Trump's denial, of course, invites more women to come forward -- and, sure enough, Friday brought more allegations of Trump behaving like, well, Bill Clinton.
He who liveth by sensational news dies by the same sword. TV news loved Trump in the primary election; his willingness to say anything pumped ratings and propelled The Donald from seventh place in July to top dog. Now Trump sees the media engaging in a "coordinated and vicious attack." There's no need for coordination: One story produces a loud noise, then there's a stampede.
When Hillary Clinton is president, the same people will be scratching their heads and wondering why there is so much rancor in America. It will not occur to them that the media played a giant role in the country's deep divisions by deciding which stories are important and which are not. Many voters, for example, want to see immigration law enforced, but to the national media, there are only two immigration stories: immigration "reform" and Trump's wall. I'd like to learn more about Hillary Clinton's fondness, revealed thanks to WikiLeaks, for "open trade and open borders." The WikiLeaks have received nominal attention, but nothing compared to Trump hitting on women. The election will end with absolutely no mandate on any issue except that Trump's a jerk.
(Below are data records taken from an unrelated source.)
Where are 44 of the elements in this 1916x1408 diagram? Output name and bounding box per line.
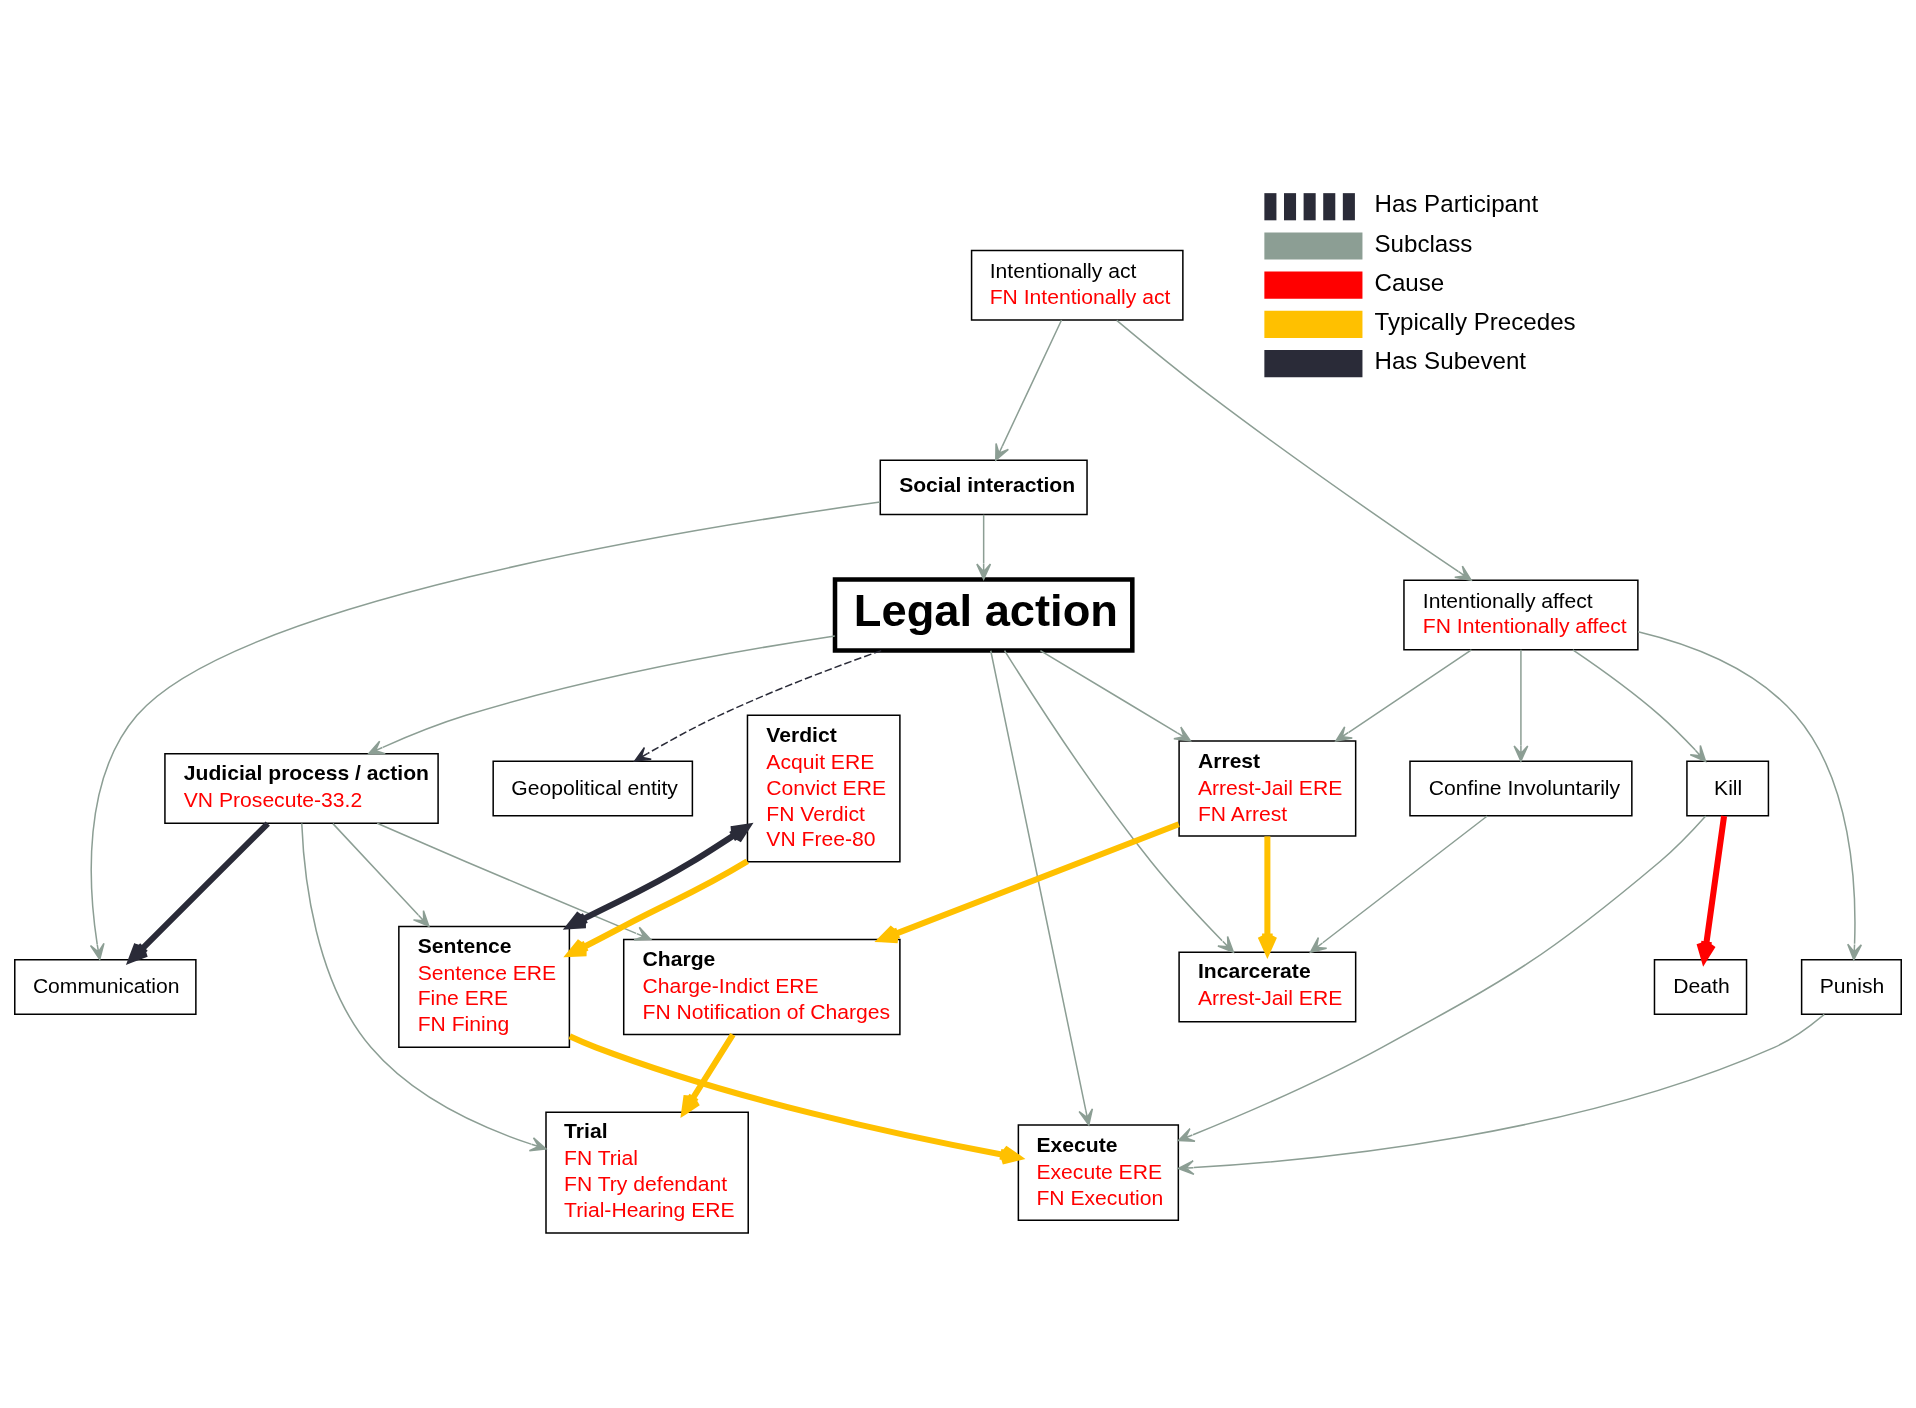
node-box: Death — [1653, 959, 1748, 1015]
arrow — [995, 319, 1063, 461]
arrow — [1177, 815, 1707, 1143]
arrow — [565, 823, 751, 930]
arrow — [1115, 319, 1472, 581]
node-box: Judicial process / action VN Prosecute-33.2 — [164, 753, 439, 824]
node-box: Sentence Sentence ERE Fine ERE FN Fining — [398, 925, 571, 1049]
arrow — [1039, 649, 1192, 742]
arrow — [1513, 649, 1529, 762]
node-box: Intentionally act FN Intentionally act — [970, 249, 1184, 321]
arrow — [1257, 836, 1278, 956]
node-box: Verdict Acquit ERE Convict ERE FN Verdict VN Free-80 — [746, 714, 901, 863]
node-box: Social interaction — [879, 459, 1088, 516]
arrow — [681, 1032, 736, 1116]
arrow — [634, 649, 882, 762]
arrow — [990, 650, 1094, 1126]
arrow — [128, 821, 270, 963]
node-box: Arrest Arrest-Jail ERE FN Arrest — [1178, 740, 1357, 837]
arrow — [1177, 1013, 1825, 1176]
node-box: Intentionally affect FN Intentionally affect — [1403, 579, 1639, 651]
node-box: Kill — [1686, 760, 1770, 817]
arrow — [332, 822, 430, 928]
arrow — [976, 514, 992, 580]
arrow — [1309, 815, 1488, 953]
arrow — [1003, 649, 1235, 953]
arrow — [1572, 649, 1707, 763]
legend-label: Cause — [1374, 268, 1445, 296]
node-box: Confine Involuntarily — [1409, 760, 1633, 817]
arrow — [877, 821, 1180, 944]
legend-label: Has Participant — [1374, 190, 1539, 218]
arrow — [1335, 649, 1473, 742]
node-box: Punish — [1800, 959, 1902, 1015]
arrow — [301, 822, 547, 1152]
node-box: Trial FN Trial FN Try defendant Trial-Hearing ERE — [545, 1111, 749, 1234]
node-box: Charge Charge-Indict ERE FN Notification of Charges — [622, 938, 901, 1036]
node-box: Legal action — [832, 577, 1135, 653]
node-box: Communication — [14, 959, 197, 1015]
legend-label: Typically Precedes — [1374, 308, 1576, 336]
legend-label: Subclass — [1374, 229, 1473, 257]
legend-label: Has Subevent — [1374, 347, 1527, 375]
node-box: Geopolitical entity — [492, 760, 694, 817]
node-box: Incarcerate Arrest-Jail ERE — [1178, 951, 1357, 1023]
node-box: Execute Execute ERE FN Execution — [1017, 1124, 1180, 1221]
arrow — [376, 822, 652, 941]
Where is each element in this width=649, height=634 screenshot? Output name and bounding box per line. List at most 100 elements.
Washington Post reportage on Trump's questionable charitable foundation informed readers about what appears to be "self-dealing." The Times has reported on the Clinton Foundation's too cozy relations with Hillary Clinton's State Department. There have been solid stories on Clinton's six-figure speaking fees and Trump's bankrupt Atlantic City casinos. There are multiple reasons not to vote for either major party candidate. But it wasn't enough to expose Trump as a phony -- they had to sell him as a sex offender.